Addressing the impact of heatwaves and drought on food security
Global temperatures are rising at a rate of ~0.15-0.20°C per decade. Recent strings of record-breaking heatwaves and an increase incidence of drought, have affected crop production across the planet. As world population rises and available arable land decreases, it is imperative to address the threats imposed by climate change on food security at the regional and global scales.
The decline in crop productivity and quality is primarily due to extreme temperatures and water deficit conditions in a number of areas of the globe. Heatwaves and droughts are becoming more common and impacting regions which had not previously experienced such warm temperatures. Regions of Asia and Sub Saharan Africa, which are largely dependent on agricultural subsistence, are projected to be worst hit by heat and drought, leading to significant crop losses. The effects on crops are complex influencing multiple developmental processes and also by speeding the browning and spoilage of fruits and vegetables post-harvest. Solutions at the global scale require the work of multidisciplinary teams and be designed to fit the conditions of multiple countries.
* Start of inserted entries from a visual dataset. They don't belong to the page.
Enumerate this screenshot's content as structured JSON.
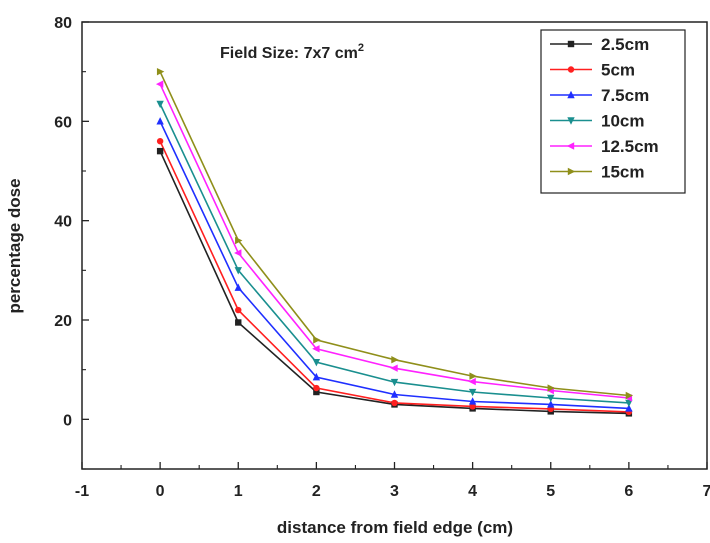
{
  "chart_data": {
    "type": "line",
    "annotation": {
      "text": "Field Size: 7x7 cm",
      "superscript": "2"
    },
    "xlabel": "distance from field edge (cm)",
    "ylabel": "percentage dose",
    "xlim": [
      -1,
      7
    ],
    "ylim": [
      -10,
      80
    ],
    "xticks": [
      -1,
      0,
      1,
      2,
      3,
      4,
      5,
      6,
      7
    ],
    "yticks": [
      0,
      20,
      40,
      60,
      80
    ],
    "grid": false,
    "legend_position": "top-right",
    "x": [
      0,
      1,
      2,
      3,
      4,
      5,
      6
    ],
    "series": [
      {
        "name": "2.5cm",
        "color": "#222222",
        "marker": "square",
        "values": [
          54,
          19.5,
          5.5,
          3.0,
          2.2,
          1.6,
          1.2
        ]
      },
      {
        "name": "5cm",
        "color": "#ff2020",
        "marker": "circle",
        "values": [
          56,
          22,
          6.3,
          3.3,
          2.6,
          2.1,
          1.5
        ]
      },
      {
        "name": "7.5cm",
        "color": "#1f2fff",
        "marker": "triangle-up",
        "values": [
          60,
          26.5,
          8.5,
          5.0,
          3.6,
          3.0,
          2.2
        ]
      },
      {
        "name": "10cm",
        "color": "#1a8f8f",
        "marker": "triangle-down",
        "values": [
          63.5,
          30,
          11.5,
          7.5,
          5.5,
          4.3,
          3.3
        ]
      },
      {
        "name": "12.5cm",
        "color": "#ff22ff",
        "marker": "triangle-left",
        "values": [
          67.5,
          33.5,
          14.2,
          10.3,
          7.6,
          5.8,
          4.3
        ]
      },
      {
        "name": "15cm",
        "color": "#8f8f1a",
        "marker": "triangle-right",
        "values": [
          70,
          36,
          16,
          12,
          8.7,
          6.3,
          4.8
        ]
      }
    ]
  }
}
The purpose of the network is to build cross-disciplinary activities around these issues, to facilitate knowledge exchange and to develop projects that mitigate the effects of heatwaves and droughts on food production, supply and consumption across countries and continents. This consortium will identify research priorities, assisted by invited researchers from Low and Middle Income Countries, by relevant industries and international funding agencies.
In our team we have researchers with expertise in crop physiology, pathology, breeding, molecular biology, agronomy, atmospheric chemistry and pollution, crop-climate modelling and food safety. This places us in a unique position to work collaboratively to develop stress-resilient crops and sustainable systems for their production, delivery and safe consumption.